Du prestige de l’Etat
Quelle que soit la composition du nouveau gouvernement, la tâche qui l’attend est énorme. On en connaît les grands et petits dossiers: guerre contre le terrorisme, lutte contre la corruption et contre la contrebande, redressement de la situation socioéconomique, développement régional, évasion fiscale, etc. Le gouvernement précédent s’était consacré à ces problèmes, enregistrant quelques avancées encourageantes. Mais il est une donnée encore plus prioritaire que les priorités : ce gouvernement a besoin d’un large soutien pour avoir une chance de réussir, ne serait-ce qu’en partie. Le soutien de la classe politique, en particulier celui des signataires du Pacte de Carthage et des partis de la coalition gouvernementale. Mais là, Youssef Chahed va avoir à faire face à une vague de commentaires, de critiques, de mises en cause, voire de dénigrements ; et bien sûr aux réticences constatées sur certains dossiers. Durant les derniers mois de son gouvernement précédent, il avait été entreprenant, encouragé par le soutien et la confiance de la majorité de la population. Et c’est cela le plus déterminant car sans la confiance populaire, il lui sera difficile d’avoir l’adhésion et l’engagement populaires nécessaires à la réalisation de ses réformes et de ses décisions. Sans cette confiance, on aura ce qui s’est passé dans le sud : les décisions gouvernementales étaient jugées peu crédibles et les manifestations, sit-in, blocages avaient rapidement repris. Actuellement, les sondages révèlent le manque de confiance populaire avec plus de 83% de sondés qui estiment que « les choses vont dans la mauvaise direction ».

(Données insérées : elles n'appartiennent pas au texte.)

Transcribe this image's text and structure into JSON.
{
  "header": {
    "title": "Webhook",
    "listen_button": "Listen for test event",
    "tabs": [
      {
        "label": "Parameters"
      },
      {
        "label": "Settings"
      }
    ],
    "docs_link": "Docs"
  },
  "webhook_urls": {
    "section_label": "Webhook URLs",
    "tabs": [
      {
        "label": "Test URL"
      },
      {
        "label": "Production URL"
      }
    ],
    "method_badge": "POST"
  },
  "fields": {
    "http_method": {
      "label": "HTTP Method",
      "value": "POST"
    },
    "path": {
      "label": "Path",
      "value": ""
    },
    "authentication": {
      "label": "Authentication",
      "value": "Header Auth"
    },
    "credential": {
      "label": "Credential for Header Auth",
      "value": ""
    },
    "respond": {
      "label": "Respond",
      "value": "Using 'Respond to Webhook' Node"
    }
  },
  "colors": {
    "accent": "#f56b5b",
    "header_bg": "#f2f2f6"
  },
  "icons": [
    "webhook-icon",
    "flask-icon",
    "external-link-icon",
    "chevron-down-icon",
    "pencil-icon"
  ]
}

De fait, ce qui inquiète les Tunisiens et explique ce manque de confiance, c’est l’état général du pays et ce qui s’y passe au quotidien : amoncellement des ordures, incivilités, troubles et violence dans le sud, blocage de la production de phosphate et de pétrole, postes de police et de la garde nationale incendiés… Et face à tous ces méfaits, et ces défis lancés à son autorité, l’Etat est aux abonnés absents.
On rappelle ici des faits édifiants. La décision de Youssef Chahed, le 23 mai dernier, de lancer la campagne contre les barons de la contrebande et de la corruption a amélioré son image, lui a valu un regain notable de confiance et dissipé les doutes sur sa volonté de lutter contre ces deux fléaux qui pourrissent la vie politique et empêchent la reprise économique. Et en mai dernier, la décision du président de la République, Béji Caïd Essebsi, de confier à notre armée nationale la protection des sites de production, lui avait valu confiance et soutien. Ces deux faits avaient été salués et ont donné de l’espoir à la population. L’espoir de retrouver un Etat fort, capable de protéger la population et ses richesses et de garantir la primauté de la loi et de la justice. On rappellera, également, que le candidat à la présidentielle Caïd Essebsi avait promis le rétablissement de l’autorité et du prestige de l’Etat après son élection. Cela lui avait valu un soutien populaire notable.
Il faudra donc que le gouvernement s’attelle à cette tâche et réalise ces promesses: les Tunisiens veulent être confortés par un Etat fort, garant des libertés et de cette démocratie naissante.